Comment 8 gclark 2001-10-29 19:45:47 CST
If it's of any interest, the previous attachment shows changes that we 
are using, that add reference counting to ACE_Event_Handler, and that use these
in place of the pending_upcalls counter in the TP_Reactor to control the
lifetime of IIOP connection handlers.  This fixes the race condition in bug 1074
(and presumably that in bug 1020 as well, although we have not tested the latter).

Here's a summary of the changes:

  ACE_Event_Handler changes:
    - Add add_ref() and remove_ref() methods.
      add_ref() increments a reference count, and remove_ref()
      decrements the count, deleting the event handler 
      object when the counter reaches zero.
    - Initialize the ref count to 1 in the constructor.

  ACE_TP_Reactor changes:
    - Change handle_socket_events() so that it 
      increments the event handler's ref count before 
      dispatching to its callback method, and decrements
      it afterwards.

  TAO_IIOP_Connection_Handler changes:
    - Change handle_close() to call handle_close_i() unconditionally, 
      rather than checking pending_upcalls first.

    - Change handle_close_i() to call remove_ref(this) instead of 
      directly deleting itself.  The destruction of the event 
      handler and associated Transport object will be done by the 
      connection handler's destructor.
  
    - In handle_input(), remove the increment, decrement, and check
      of the pending_upcalls counter.  Don't call handle_close_i().

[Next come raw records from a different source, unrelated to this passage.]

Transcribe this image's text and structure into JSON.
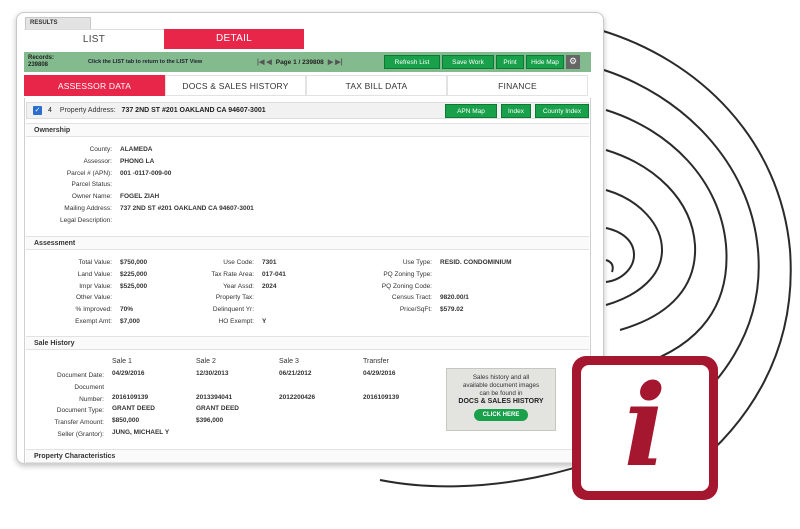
{
  "results_tab": "RESULTS",
  "top_tabs": {
    "list": "LIST",
    "detail": "DETAIL"
  },
  "toolbar": {
    "records_label": "Records:",
    "records_count": "239808",
    "hint": "Click the LIST tab to return to the LIST View",
    "page_text": "Page 1 / 239808",
    "refresh_list": "Refresh List",
    "save_work": "Save Work",
    "print": "Print",
    "hide_map": "Hide Map"
  },
  "section_tabs": [
    "ASSESSOR DATA",
    "DOCS & SALES HISTORY",
    "TAX BILL DATA",
    "FINANCE"
  ],
  "property_bar": {
    "number": "4",
    "label": "Property Address:",
    "address": "737 2ND ST #201 OAKLAND CA 94607-3001",
    "apn_map": "APN Map",
    "index": "Index",
    "county_index": "County Index"
  },
  "ownership": {
    "title": "Ownership",
    "rows": [
      {
        "label": "County:",
        "value": "ALAMEDA"
      },
      {
        "label": "Assessor:",
        "value": "PHONG LA"
      },
      {
        "label": "Parcel # (APN):",
        "value": "001 -0117-009-00"
      },
      {
        "label": "Parcel Status:",
        "value": ""
      },
      {
        "label": "Owner Name:",
        "value": "FOGEL ZIAH"
      },
      {
        "label": "Mailing Address:",
        "value": "737 2ND ST #201 OAKLAND CA 94607-3001"
      },
      {
        "label": "Legal Description:",
        "value": ""
      }
    ]
  },
  "assessment": {
    "title": "Assessment",
    "col1": [
      {
        "label": "Total Value:",
        "value": "$750,000"
      },
      {
        "label": "Land Value:",
        "value": "$225,000"
      },
      {
        "label": "Impr Value:",
        "value": "$525,000"
      },
      {
        "label": "Other Value:",
        "value": ""
      },
      {
        "label": "% Improved:",
        "value": "70%"
      },
      {
        "label": "Exempt Amt:",
        "value": "$7,000"
      }
    ],
    "col2": [
      {
        "label": "Use Code:",
        "value": "7301"
      },
      {
        "label": "Tax Rate Area:",
        "value": "017-041"
      },
      {
        "label": "Year Assd:",
        "value": "2024"
      },
      {
        "label": "Property Tax:",
        "value": ""
      },
      {
        "label": "Delinquent Yr:",
        "value": ""
      },
      {
        "label": "HO Exempt:",
        "value": "Y"
      }
    ],
    "col3": [
      {
        "label": "Use Type:",
        "value": "RESID. CONDOMINIUM"
      },
      {
        "label": "PQ Zoning Type:",
        "value": ""
      },
      {
        "label": "PQ Zoning Code:",
        "value": ""
      },
      {
        "label": "Census Tract:",
        "value": "9820.00/1"
      },
      {
        "label": "Price/SqFt:",
        "value": "$579.02"
      }
    ]
  },
  "sale_history": {
    "title": "Sale History",
    "labels": [
      "Document Date:",
      "Document",
      "Number:",
      "Document Type:",
      "Transfer Amount:",
      "Seller (Grantor):"
    ],
    "columns": [
      {
        "header": "Sale 1",
        "date": "04/29/2016",
        "number": "2016109139",
        "type": "GRANT DEED",
        "amount": "$850,000",
        "seller": "JUNG, MICHAEL Y"
      },
      {
        "header": "Sale 2",
        "date": "12/30/2013",
        "number": "2013394041",
        "type": "GRANT DEED",
        "amount": "$396,000",
        "seller": ""
      },
      {
        "header": "Sale 3",
        "date": "06/21/2012",
        "number": "2012200426",
        "type": "",
        "amount": "",
        "seller": ""
      },
      {
        "header": "Transfer",
        "date": "04/29/2016",
        "number": "2016109139",
        "type": "",
        "amount": "",
        "seller": ""
      }
    ],
    "note_line1": "Sales history and all",
    "note_line2": "available document images",
    "note_line3": "can be found in",
    "note_strong": "DOCS & SALES HISTORY",
    "click_here": "CLICK HERE"
  },
  "property_characteristics": {
    "title": "Property Characteristics"
  },
  "info_badge": {
    "glyph": "i",
    "icon": "info-icon",
    "color": "#a5162f"
  },
  "colors": {
    "accent_red": "#e8264a",
    "button_green": "#18a04a",
    "toolbar_green": "#84bb8e"
  }
}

The changes apply to the following files:
  ACE_wrappers/ace/Event_Handler.h v 4.41
  ACE_wrappers/ace/Event_Handler.cpp v 4.19
  ACE_wrappers/ace/TP_Reactor.cpp v 4.47
  ACE_wrappers/TAO/tao/IIOP_Connection_Handler.cpp v 1.46
Comment 9 gclark 2001-11-08 15:37:09 CST
Created attachment 95 [details]
Bug fix in event handler ref counting implementation
Comment 10 gclark 2001-11-08 15:41:17 CST
The previous attachment is diffs to ace/Select_Reactor_Base.cpp that
prevent dispatch_notify() from closing the handle twice if the event
handler callback detects an error.

This fix applies to the event handler mods of attachment 94 [details].
Comment 11 Nanbor Wang 2002-06-18 22:45:47 CDT
Another feature which is needed and which has not been captured explicitly is 
this

- When the Reactor holds a refcounted handler in its internal map, the handler 
would not be deleted till all the references to the handler goes off. In other 
words the external references to the handler should be zero. In the mean time 
if a connection is accepted for the same handle (this is very much possible), 
the handler shoudl not be added to the internal maps immediately. The addition 
should be delayed to make sure that all the references to the original handler 
go away.

Comment 12 Nanbor Wang 2002-06-19 11:16:47 CDT
The TP_Reactor does not have signal handling capabilities. Needs to be 
implemented.
Comment 13 Nanbor Wang 2002-06-19 15:46:55 CDT
Yet another use case that the enhancements should take care is the following

- The reactor code releases the guard and then uses an event handler.  Yes, the 
handler is suspended to avoid multiple threads from calling handle_XXX(), but 
there is no guarantee that the application will not call remove_handler(..., 
DONT_CALL) and then remove the handler.  Nor can the application find out if 
the handle is suspended and therefore in the middle of an upcall.
    In other words, the TP_Reactor is at risk of using released memory, small
risk, but a real one.

The solution to this reference counting and a new memory management scheme.  
Comment 14 Irfan Pyarali 2003-08-14 14:09:51 CDT
Fixed. This ChangeLogTag: 

Mon Jul 07 18:00:38 2003  Irfan Pyarali  <irfan@oomworks.com>

describes the proper fixes to these problems.
Comment 15 Nanbor Wang 2004-10-14 14:23:04 CDT
Reopening the bug since one of the points is not addressed
Comment 16 Steve Huston 2009-12-29 14:53:19 CST
(In reply to comment #15)
> Reopening the bug since one of the points is not addressed

In particular, the fairness issue is unresolved, correct?